Operator Safety Action Taken
Subsequent to the occurrence, the operator expanded its ground-training syllabus to include more detailed instructions on the checking of chip detectors. The operator has also indicated that the company flight operations manual will be amended to provide guidance and a field reference for pilots on the checking of chip detectors.
Manufacturer Safety Action Taken
The manufacturer is in the process of revising the 206L flight manual. The manual's procedural action for chip light emergencies will be amended from "land as soon as practical" to "land as soon as possible." This revision is expected to be completed and distributed to 206L operators in the summer of 1995.

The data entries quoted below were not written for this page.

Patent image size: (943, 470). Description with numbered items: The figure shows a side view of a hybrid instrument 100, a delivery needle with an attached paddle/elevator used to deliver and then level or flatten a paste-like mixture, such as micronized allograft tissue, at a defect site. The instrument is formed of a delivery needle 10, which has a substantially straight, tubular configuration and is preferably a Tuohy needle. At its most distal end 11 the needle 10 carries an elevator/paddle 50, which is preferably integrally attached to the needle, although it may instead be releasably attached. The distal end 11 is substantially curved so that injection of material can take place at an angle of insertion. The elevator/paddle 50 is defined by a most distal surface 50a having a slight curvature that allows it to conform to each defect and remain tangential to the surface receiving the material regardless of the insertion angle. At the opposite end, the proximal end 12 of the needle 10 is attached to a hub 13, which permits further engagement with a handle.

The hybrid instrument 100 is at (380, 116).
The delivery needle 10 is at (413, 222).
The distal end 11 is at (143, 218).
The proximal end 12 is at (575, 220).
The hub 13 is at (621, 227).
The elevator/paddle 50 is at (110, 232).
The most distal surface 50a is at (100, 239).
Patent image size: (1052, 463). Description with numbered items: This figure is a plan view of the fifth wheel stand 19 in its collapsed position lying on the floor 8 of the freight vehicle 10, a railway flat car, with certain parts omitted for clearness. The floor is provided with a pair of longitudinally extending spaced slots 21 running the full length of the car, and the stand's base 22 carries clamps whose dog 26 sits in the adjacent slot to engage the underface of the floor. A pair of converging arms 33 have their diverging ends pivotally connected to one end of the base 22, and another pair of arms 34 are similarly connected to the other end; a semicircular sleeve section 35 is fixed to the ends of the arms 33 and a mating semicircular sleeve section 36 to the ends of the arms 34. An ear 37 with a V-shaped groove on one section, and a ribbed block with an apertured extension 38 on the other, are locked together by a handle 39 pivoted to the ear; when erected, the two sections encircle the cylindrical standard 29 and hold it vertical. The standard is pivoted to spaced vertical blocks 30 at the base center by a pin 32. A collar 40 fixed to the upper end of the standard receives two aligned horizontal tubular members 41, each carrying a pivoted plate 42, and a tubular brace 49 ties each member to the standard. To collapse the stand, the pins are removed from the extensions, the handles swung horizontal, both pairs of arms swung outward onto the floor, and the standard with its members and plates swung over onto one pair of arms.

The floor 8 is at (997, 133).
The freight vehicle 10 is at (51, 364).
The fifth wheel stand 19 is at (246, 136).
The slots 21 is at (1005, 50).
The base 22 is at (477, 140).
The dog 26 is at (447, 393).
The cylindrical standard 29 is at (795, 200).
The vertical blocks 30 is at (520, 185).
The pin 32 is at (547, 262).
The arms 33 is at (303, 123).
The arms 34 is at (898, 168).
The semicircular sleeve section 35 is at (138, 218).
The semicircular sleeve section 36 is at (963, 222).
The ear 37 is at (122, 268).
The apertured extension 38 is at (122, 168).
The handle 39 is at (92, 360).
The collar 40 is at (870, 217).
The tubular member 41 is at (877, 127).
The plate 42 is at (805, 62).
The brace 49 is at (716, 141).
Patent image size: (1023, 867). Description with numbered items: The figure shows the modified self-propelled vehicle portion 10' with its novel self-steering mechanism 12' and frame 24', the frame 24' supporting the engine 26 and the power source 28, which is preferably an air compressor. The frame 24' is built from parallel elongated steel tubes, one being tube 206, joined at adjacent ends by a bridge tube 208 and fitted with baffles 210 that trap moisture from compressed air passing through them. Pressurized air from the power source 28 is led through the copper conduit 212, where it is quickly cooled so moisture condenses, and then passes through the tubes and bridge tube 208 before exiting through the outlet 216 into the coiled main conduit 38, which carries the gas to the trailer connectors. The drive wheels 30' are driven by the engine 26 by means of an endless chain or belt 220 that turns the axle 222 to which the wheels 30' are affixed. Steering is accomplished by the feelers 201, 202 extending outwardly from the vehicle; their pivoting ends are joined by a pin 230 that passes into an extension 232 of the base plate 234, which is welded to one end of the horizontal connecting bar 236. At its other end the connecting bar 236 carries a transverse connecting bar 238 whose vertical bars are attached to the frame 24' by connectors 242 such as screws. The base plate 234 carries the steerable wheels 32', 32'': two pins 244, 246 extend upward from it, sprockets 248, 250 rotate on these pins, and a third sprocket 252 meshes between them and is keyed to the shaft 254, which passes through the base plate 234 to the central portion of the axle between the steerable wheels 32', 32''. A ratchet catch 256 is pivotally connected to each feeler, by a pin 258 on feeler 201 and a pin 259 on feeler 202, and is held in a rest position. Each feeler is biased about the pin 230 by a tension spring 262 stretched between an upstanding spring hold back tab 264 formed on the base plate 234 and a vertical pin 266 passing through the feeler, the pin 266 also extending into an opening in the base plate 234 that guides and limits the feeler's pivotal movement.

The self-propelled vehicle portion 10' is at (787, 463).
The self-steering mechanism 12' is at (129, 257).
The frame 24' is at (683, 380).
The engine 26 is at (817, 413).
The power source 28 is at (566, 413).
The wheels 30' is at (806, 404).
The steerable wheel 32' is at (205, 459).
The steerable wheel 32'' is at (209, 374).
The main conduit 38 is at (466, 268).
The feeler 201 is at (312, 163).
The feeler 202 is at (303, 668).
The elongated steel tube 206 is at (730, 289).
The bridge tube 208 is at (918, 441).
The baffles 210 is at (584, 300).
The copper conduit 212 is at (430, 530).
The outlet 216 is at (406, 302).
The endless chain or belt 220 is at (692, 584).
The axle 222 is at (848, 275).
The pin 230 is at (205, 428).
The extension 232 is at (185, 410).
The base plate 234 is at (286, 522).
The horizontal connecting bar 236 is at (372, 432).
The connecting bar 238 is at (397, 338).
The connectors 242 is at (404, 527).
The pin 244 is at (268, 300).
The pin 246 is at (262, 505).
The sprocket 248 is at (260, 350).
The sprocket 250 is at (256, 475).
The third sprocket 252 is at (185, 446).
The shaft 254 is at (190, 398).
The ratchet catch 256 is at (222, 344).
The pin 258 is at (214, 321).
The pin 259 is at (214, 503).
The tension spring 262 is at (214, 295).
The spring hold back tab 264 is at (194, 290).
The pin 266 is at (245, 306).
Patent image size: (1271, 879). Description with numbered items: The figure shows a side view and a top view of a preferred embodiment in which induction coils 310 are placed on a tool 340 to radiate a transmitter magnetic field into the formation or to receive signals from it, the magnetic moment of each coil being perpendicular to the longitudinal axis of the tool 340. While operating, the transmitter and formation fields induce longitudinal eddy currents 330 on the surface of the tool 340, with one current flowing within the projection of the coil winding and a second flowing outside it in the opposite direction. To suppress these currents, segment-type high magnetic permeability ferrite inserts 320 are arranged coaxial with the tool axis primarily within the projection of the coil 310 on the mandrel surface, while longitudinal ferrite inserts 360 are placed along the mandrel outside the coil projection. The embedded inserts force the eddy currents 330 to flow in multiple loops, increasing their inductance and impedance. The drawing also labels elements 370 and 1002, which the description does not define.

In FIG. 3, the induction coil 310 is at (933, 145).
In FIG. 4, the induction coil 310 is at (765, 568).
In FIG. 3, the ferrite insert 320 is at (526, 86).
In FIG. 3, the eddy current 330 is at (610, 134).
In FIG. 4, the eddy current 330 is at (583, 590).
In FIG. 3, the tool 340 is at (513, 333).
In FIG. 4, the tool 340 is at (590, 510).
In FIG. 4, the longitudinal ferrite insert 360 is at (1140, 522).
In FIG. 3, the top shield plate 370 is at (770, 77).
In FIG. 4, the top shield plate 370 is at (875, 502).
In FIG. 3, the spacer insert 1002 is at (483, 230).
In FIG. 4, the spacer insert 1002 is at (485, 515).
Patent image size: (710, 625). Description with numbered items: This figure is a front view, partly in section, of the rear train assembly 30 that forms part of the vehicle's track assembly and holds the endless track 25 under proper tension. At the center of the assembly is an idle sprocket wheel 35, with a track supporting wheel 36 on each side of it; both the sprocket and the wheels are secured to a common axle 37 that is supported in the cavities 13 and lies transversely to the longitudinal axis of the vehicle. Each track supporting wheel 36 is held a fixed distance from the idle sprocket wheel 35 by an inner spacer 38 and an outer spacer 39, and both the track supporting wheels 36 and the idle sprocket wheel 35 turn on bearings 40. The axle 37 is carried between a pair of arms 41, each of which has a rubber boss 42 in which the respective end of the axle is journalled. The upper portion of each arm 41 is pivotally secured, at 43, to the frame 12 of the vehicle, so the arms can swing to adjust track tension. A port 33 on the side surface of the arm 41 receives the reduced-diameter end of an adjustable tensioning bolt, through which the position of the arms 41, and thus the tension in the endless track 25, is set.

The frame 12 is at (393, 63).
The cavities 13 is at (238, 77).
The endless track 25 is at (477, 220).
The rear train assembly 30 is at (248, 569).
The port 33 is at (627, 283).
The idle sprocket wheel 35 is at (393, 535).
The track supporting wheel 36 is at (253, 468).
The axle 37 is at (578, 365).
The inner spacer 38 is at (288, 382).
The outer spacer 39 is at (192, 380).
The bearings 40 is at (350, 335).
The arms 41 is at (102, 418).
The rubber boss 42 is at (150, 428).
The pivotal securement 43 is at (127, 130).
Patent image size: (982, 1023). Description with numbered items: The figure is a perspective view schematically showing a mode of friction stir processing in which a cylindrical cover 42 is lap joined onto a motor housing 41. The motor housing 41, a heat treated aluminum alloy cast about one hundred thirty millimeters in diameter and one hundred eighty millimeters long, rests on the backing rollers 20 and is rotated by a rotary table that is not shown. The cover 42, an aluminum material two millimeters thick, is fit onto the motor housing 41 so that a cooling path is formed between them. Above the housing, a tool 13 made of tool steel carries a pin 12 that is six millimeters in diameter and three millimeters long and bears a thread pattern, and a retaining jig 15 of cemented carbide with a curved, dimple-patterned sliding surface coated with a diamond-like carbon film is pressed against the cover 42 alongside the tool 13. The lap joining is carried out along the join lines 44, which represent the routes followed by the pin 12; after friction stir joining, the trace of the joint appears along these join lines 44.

Regulatory Safety Action Taken
In response to a TSB Advisory letter, Transport Canada indicated that regional inspectors have been advised to evaluate the training procedures in operators' maintenance control manuals and, during audits, to ensure that procedures are being followed. Transport Canada has also indicated that Airworthiness Manual Chapter 575 will be amended to the effect that personnel will be trained to check chip detectors and, where applicable, assess the airworthiness of the aircraft upon completion of the task.
This report concludes the Transportation Safety Board's investigation into this occurrence. Consequently, the Board authorized the release of this report on 04 April 1996.
Contributing Human Factors
The main factors contributing to this occurrence were as follows:
- Lack of Knowledge: The pilot incorrectly assessed the engine as airworthy. There was a lack of adequate training.
- Lack of Resources: Lack of adequate training for pilots on checking chip detectors, and the absence of any guidance on inspecting and assessing chip detectors in the flight operations manual.
- Lack of Communication: The pilot had not been briefed on the significance of recurring chip light indications, or of the requirement to perform a 30-minute ground run following inspection of a chip detector.